Las Vegas builders start year with fewer home sales but hope emerges
Updated February 28, 2023 - 7:04 pm
Southern Nevada builders sold far fewer homes and pulled substantially fewer permits last month than they did a year earlier, but the market overall had “a few glimmers of light shining through the fog,” says a new report.
Locally, builders landed 661 net sales — newly signed purchase contracts minus cancellations — in January, down 39 percent from the same month last year, according to Las Vegas-based Home Builders Research.
Builders also pulled 503 new-home permits last month, down 64 percent from January of 2022, the firm reported, indicating a sharp drop in construction plans.
Nonetheless, last month’s sales tally climbed 59 percent from December, to its highest level since June. Monthly sales cancellations tumbled to their lowest amount in nearly a year, and customer foot traffic is on the rise, according to the research company.
These signs of an uptick follow a year in which homebuyers, locally and nationally, pulled back for months amid a sharp rise in mortgage rates.
“While generally the housing market still leaves much to be desired for many in the industry, 2023 has started with a few glimmers of light shining through the fog,” Home Builders Research President Andrew Smith wrote in the report.
‘Current market weakness’
Across the U.S. last month, builders’ sales incentives and a decline in mortgage rates helped boost buying activity, the National Association of Home Builders said in a news release.
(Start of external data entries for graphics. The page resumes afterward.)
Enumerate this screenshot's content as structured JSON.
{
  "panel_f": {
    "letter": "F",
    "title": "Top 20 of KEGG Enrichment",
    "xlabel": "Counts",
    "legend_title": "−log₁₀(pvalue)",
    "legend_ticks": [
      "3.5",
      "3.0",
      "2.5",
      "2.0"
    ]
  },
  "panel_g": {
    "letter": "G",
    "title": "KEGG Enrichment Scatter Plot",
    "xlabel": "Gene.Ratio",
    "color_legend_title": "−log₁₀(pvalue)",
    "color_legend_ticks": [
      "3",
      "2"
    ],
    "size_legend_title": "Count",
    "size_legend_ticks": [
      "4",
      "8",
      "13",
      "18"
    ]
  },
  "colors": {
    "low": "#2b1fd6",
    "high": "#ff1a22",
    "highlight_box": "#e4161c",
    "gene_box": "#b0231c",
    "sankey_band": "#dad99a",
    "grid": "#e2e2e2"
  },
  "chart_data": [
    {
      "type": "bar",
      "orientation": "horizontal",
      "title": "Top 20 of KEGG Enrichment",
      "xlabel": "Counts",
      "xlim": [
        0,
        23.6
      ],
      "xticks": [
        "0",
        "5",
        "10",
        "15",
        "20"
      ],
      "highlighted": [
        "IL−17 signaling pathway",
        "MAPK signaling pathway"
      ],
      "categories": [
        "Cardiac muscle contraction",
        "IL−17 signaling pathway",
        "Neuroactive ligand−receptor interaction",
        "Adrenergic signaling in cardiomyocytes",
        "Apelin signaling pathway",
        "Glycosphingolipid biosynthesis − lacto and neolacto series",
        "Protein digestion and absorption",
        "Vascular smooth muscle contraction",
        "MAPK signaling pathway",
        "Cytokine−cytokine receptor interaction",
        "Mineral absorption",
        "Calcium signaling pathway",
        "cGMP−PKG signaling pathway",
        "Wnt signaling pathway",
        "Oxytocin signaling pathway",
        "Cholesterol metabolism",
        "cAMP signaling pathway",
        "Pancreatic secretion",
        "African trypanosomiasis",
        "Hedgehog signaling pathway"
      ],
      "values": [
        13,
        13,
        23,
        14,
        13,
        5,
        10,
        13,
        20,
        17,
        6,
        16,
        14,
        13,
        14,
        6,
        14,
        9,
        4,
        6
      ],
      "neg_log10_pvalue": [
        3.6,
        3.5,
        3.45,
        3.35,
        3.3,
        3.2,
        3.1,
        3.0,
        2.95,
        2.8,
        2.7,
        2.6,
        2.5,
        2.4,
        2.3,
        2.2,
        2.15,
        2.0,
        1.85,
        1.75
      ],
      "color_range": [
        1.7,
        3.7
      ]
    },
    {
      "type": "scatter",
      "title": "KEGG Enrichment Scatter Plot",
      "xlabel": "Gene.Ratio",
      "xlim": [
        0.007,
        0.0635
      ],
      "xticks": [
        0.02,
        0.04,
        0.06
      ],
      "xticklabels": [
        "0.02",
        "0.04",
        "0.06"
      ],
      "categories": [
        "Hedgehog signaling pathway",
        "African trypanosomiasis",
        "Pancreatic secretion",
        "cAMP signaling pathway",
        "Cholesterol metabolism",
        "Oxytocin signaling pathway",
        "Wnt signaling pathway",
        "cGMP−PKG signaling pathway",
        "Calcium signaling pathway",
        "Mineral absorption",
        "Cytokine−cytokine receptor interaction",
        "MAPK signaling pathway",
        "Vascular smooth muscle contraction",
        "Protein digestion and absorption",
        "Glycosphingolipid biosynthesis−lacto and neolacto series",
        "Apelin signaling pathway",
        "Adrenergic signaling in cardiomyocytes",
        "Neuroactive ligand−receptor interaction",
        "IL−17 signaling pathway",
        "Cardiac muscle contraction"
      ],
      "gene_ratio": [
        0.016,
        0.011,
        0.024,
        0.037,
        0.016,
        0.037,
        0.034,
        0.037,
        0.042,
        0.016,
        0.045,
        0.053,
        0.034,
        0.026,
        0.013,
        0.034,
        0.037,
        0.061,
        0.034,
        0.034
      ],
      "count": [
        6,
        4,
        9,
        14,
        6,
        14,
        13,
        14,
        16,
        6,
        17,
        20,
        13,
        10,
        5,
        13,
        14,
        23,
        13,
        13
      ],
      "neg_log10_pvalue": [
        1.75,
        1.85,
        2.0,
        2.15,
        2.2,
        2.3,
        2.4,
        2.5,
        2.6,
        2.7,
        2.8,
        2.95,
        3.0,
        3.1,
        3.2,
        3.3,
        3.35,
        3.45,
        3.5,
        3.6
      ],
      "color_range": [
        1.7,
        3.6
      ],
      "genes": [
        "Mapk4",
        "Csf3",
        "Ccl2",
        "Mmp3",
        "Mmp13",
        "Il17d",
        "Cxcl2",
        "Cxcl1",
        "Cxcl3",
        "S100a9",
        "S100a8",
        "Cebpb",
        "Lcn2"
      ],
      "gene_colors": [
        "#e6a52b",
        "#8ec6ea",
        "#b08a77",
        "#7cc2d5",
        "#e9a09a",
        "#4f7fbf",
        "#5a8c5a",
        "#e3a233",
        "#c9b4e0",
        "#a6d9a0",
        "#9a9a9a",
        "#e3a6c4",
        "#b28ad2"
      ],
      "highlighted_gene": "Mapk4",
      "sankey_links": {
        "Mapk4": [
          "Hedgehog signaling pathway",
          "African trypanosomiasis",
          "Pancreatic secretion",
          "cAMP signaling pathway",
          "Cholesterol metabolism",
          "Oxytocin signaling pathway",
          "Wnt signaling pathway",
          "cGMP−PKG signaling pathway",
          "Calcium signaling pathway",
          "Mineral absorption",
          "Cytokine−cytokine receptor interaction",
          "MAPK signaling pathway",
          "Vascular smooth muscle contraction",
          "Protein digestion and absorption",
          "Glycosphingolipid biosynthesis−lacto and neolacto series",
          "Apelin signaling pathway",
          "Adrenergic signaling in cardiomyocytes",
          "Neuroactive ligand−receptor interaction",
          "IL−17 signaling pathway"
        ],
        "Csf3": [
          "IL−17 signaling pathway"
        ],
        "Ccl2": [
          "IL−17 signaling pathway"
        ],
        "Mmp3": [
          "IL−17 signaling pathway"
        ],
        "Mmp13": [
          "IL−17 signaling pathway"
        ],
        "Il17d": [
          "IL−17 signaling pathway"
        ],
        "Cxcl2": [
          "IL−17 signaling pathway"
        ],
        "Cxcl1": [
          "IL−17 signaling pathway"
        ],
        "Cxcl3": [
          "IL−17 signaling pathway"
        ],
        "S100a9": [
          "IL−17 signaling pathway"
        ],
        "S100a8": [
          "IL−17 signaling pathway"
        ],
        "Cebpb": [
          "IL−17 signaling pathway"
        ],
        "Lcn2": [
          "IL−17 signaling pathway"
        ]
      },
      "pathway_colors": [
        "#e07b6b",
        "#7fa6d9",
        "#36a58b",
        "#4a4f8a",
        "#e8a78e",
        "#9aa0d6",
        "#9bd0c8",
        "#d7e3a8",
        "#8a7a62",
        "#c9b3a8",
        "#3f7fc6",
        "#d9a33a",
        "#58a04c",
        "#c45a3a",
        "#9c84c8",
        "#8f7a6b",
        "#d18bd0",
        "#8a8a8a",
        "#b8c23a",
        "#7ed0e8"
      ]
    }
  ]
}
But in a sign of “current market weakness,” sales were still well below year-ago levels, according to the association’s chairman, Alicia Huey.
Last month, the pace of U.S. builders’ sales was up 7.2 percent from December but down 19.4 percent from a year earlier, federal officials reported.
Nicole Bachaud, senior economist with listing site Zillow, said recently that as mortgage rates took “a breather” last month, some buyers came back into the market.
But given that borrowing costs have since pushed higher again, “demand will likely take another hit and push the market back into a slower pace,” she said.
Housing slowdown
Las Vegas’ housing market hit the brakes hard last year and ended up in something of a logjam, following a frenzied, cheap-money-fueled buying binge in 2021 that sent prices soaring.
Prospective buyers were sidelined last year amid a sharp jump in borrowing costs, and would-be sellers had incentives to stay put, as they likely had a lower mortgage rate on their current home than what they would get on a new purchase.
Overall, sales totals dropped hard in Southern Nevada, sellers increasingly slashed their prices and available inventory soared. Amid the slowdown, builders offered more incentives to buyers and higher commissions to agents who brought them in, real estate sources said.
On the resale side, Las Vegas’ market started 2023 on a slow note.
Single-family homes sold for a median price of $425,000 last month, down about 2 percent from a year earlier, according to trade association Las Vegas Realtors.
Southern Nevada’s median sales price has now dropped by $57,000 from a record high of $482,000 last May.
A total of 1,325 single-family homes traded hands last month, down about 48 percent from January 2022, and 5,450 houses were on the market without offers at the end of January, up 199 percent from a year earlier, according to the association.